Research news
Detangling tau: Patient scans reveal how amyloid and tau proteins work in tandem in Alzheimer’s disease
Jan 22 2025
A comprehensive study of brain scans from more than 600 people has shed new light on the relationship between tau protein and amyloid-β, two central players in the progression of Alzheimer’s disease (AD). The findings provide insight into the disorder’s origins and could inform future strategies to target these proteins for therapeutic purposes. AD is intimately linked to accumulation in the brain tissue of amyloid-β and tau, leading to damaged neurons and subsequent cognitive decline. The relationship between tau protein and amyloid-β is still unclear and has slowed therapy development aimed at halting their accumulation.
One of the most popular models describing the onset of AD is the ‘amyloid cascade model’. This proposes that there is formation of amyloid-β plaques first which triggers the spread of tau proteins. In this study, Sebastian Roemer-Cassiano and colleagues examined brain imaging data from 140 patients and 69 healthy individuals enrolled in the AD Neuroimaging Initiative.
They analysed functional MRI data and PET scans on tau, glucose metabolism and amyloid-β spread gathered from the patients. The research discovered that brain regions affected by amyloid-β pathology exhibited higher neuronal activity and connectivity.
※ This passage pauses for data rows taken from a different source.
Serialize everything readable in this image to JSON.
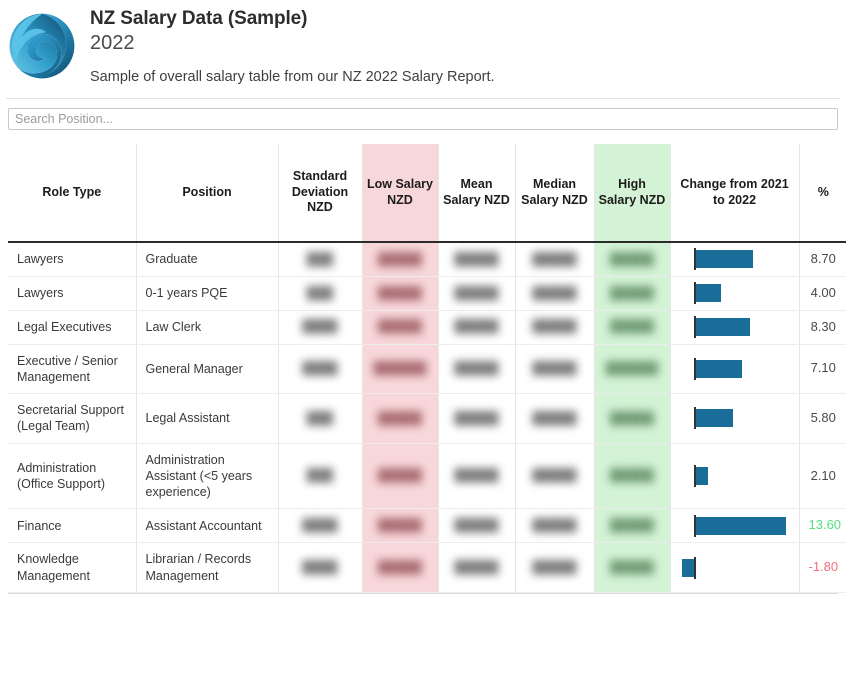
{
  "header": {
    "logo_icon": "spiral-swirl-logo",
    "title": "NZ Salary Data (Sample)",
    "year": "2022",
    "subtitle": "Sample of overall salary table from our NZ 2022 Salary Report."
  },
  "search": {
    "placeholder": "Search Position...",
    "value": ""
  },
  "table": {
    "columns": [
      {
        "key": "role_type",
        "label": "Role Type",
        "highlight": "none"
      },
      {
        "key": "position",
        "label": "Position",
        "highlight": "none"
      },
      {
        "key": "std_dev",
        "label": "Standard Deviation NZD",
        "highlight": "none"
      },
      {
        "key": "low_salary",
        "label": "Low Salary NZD",
        "highlight": "low"
      },
      {
        "key": "mean_salary",
        "label": "Mean Salary NZD",
        "highlight": "none"
      },
      {
        "key": "median_salary",
        "label": "Median Salary NZD",
        "highlight": "none"
      },
      {
        "key": "high_salary",
        "label": "High Salary NZD",
        "highlight": "high"
      },
      {
        "key": "change_bar",
        "label": "Change from 2021 to 2022",
        "highlight": "none"
      },
      {
        "key": "percent",
        "label": "%",
        "highlight": "none"
      }
    ],
    "redacted_placeholder": "█████",
    "rows": [
      {
        "role_type": "Lawyers",
        "position": "Graduate",
        "std_dev": "███",
        "low_salary": "█████",
        "mean_salary": "█████",
        "median_salary": "█████",
        "high_salary": "█████",
        "percent": "8.70",
        "percent_style": "normal"
      },
      {
        "role_type": "Lawyers",
        "position": "0-1 years PQE",
        "std_dev": "███",
        "low_salary": "█████",
        "mean_salary": "█████",
        "median_salary": "█████",
        "high_salary": "█████",
        "percent": "4.00",
        "percent_style": "normal"
      },
      {
        "role_type": "Legal Executives",
        "position": "Law Clerk",
        "std_dev": "████",
        "low_salary": "█████",
        "mean_salary": "█████",
        "median_salary": "█████",
        "high_salary": "█████",
        "percent": "8.30",
        "percent_style": "normal"
      },
      {
        "role_type": "Executive / Senior Management",
        "position": "General Manager",
        "std_dev": "████",
        "low_salary": "██████",
        "mean_salary": "█████",
        "median_salary": "█████",
        "high_salary": "██████",
        "percent": "7.10",
        "percent_style": "normal"
      },
      {
        "role_type": "Secretarial Support (Legal Team)",
        "position": "Legal Assistant",
        "std_dev": "███",
        "low_salary": "█████",
        "mean_salary": "█████",
        "median_salary": "█████",
        "high_salary": "█████",
        "percent": "5.80",
        "percent_style": "normal"
      },
      {
        "role_type": "Administration (Office Support)",
        "position": "Administration Assistant (<5 years experience)",
        "std_dev": "███",
        "low_salary": "█████",
        "mean_salary": "█████",
        "median_salary": "█████",
        "high_salary": "█████",
        "percent": "2.10",
        "percent_style": "normal"
      },
      {
        "role_type": "Finance",
        "position": "Assistant Accountant",
        "std_dev": "████",
        "low_salary": "█████",
        "mean_salary": "█████",
        "median_salary": "█████",
        "high_salary": "█████",
        "percent": "13.60",
        "percent_style": "positive-strong"
      },
      {
        "role_type": "Knowledge Management",
        "position": "Librarian / Records Management",
        "std_dev": "████",
        "low_salary": "█████",
        "mean_salary": "█████",
        "median_salary": "█████",
        "high_salary": "█████",
        "percent": "-1.80",
        "percent_style": "negative"
      }
    ]
  },
  "chart_data": {
    "type": "bar",
    "title": "Change from 2021 to 2022",
    "orientation": "horizontal",
    "xlabel": "%",
    "ylabel": "Position",
    "categories": [
      "Graduate",
      "0-1 years PQE",
      "Law Clerk",
      "General Manager",
      "Legal Assistant",
      "Administration Assistant (<5 years experience)",
      "Assistant Accountant",
      "Librarian / Records Management"
    ],
    "values": [
      8.7,
      4.0,
      8.3,
      7.1,
      5.8,
      2.1,
      13.6,
      -1.8
    ],
    "xlim": [
      -2.0,
      14.0
    ],
    "zero_line": 0,
    "grid": false,
    "legend": "none",
    "bar_color": "#1a6d99",
    "zero_line_color": "#333333",
    "positive_label_color": "#55e07a",
    "negative_label_color": "#f2707f",
    "neutral_label_color": "#4a4a4a"
  },
  "colors": {
    "low_salary_highlight": "#f8d7da",
    "high_salary_highlight": "#d4f3d6",
    "header_underline": "#2b2b2b",
    "bar": "#1a6d99",
    "logo_light": "#4fb6e0",
    "logo_dark": "#0d4f72"
  }
}
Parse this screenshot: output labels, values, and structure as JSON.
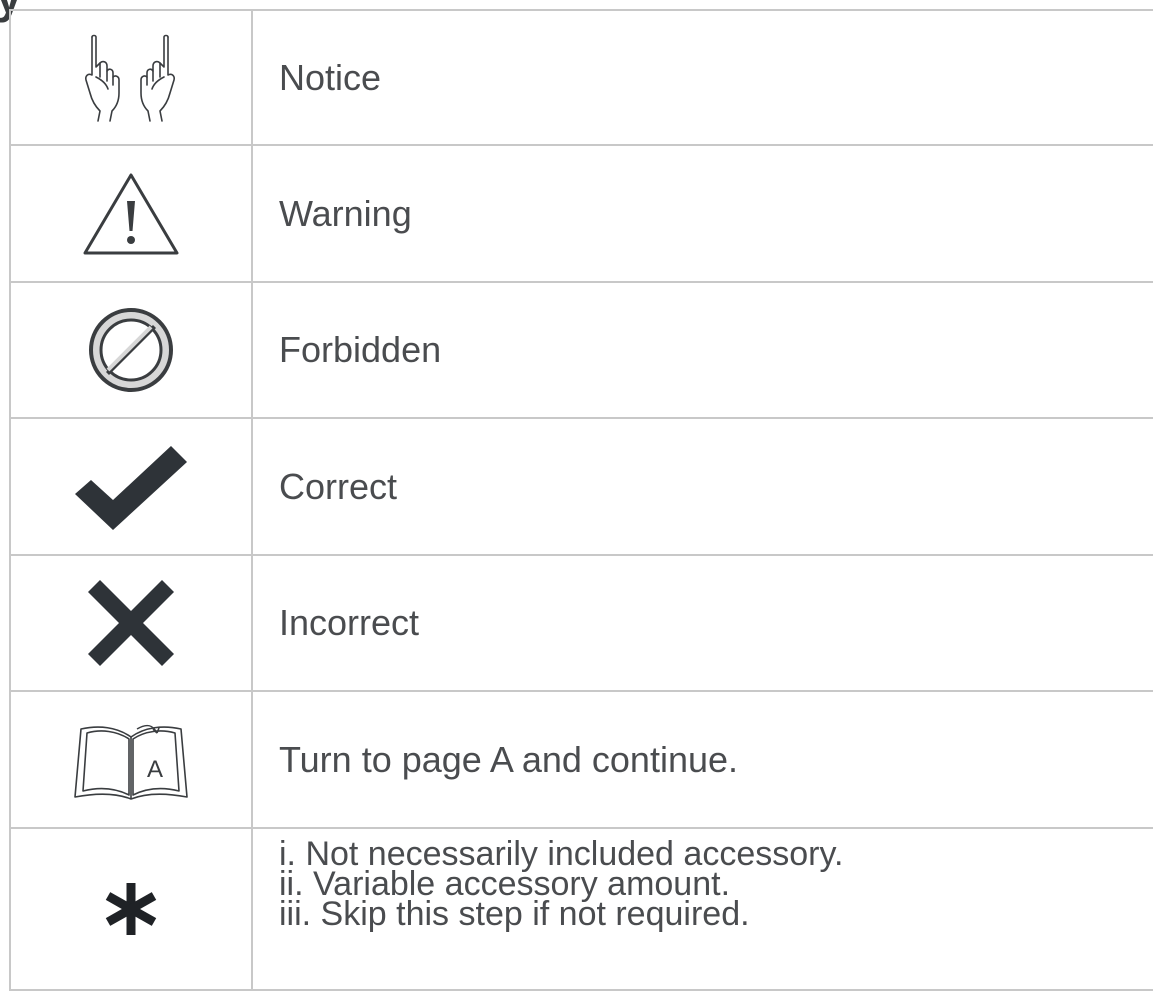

Specifically, amyloid-β encouraged connections between ‘epicentres’ of tau in the temporal lobe, and other regions farther back in the brain (which previously have been shown to be more vulnerable to tau aggregates). The scientists replicated their findings in a second group of 345 people with preclinical AD and 55 healthy people.
“Together, our results should encourage others to further investigate neuronal activity and connectivity as key links between amyloid-β and tau to help specifically target the amyloid-β-tau axis in AD,” the team concluded.
A 2023 paper in Science Translational Medicine, by Walker et al, used proteomics and genomics on a cohort of middle-aged adults to examine the pathological changes involved in AD, who were followed-up longitudinally. This research identified pathway-specific plasma proteins that showed increased dementia risk up to 25 years later.
The pathway signature of these proteins was characterised by dysregulated immune signalling and proteostasis in the earliest preclinical stages and abnormal coagulation and complement signalling around 10 years before the onset of dementia. The study indicates that distinct biological mechanisms may be relevant in earlier and later preclinical stages of AD.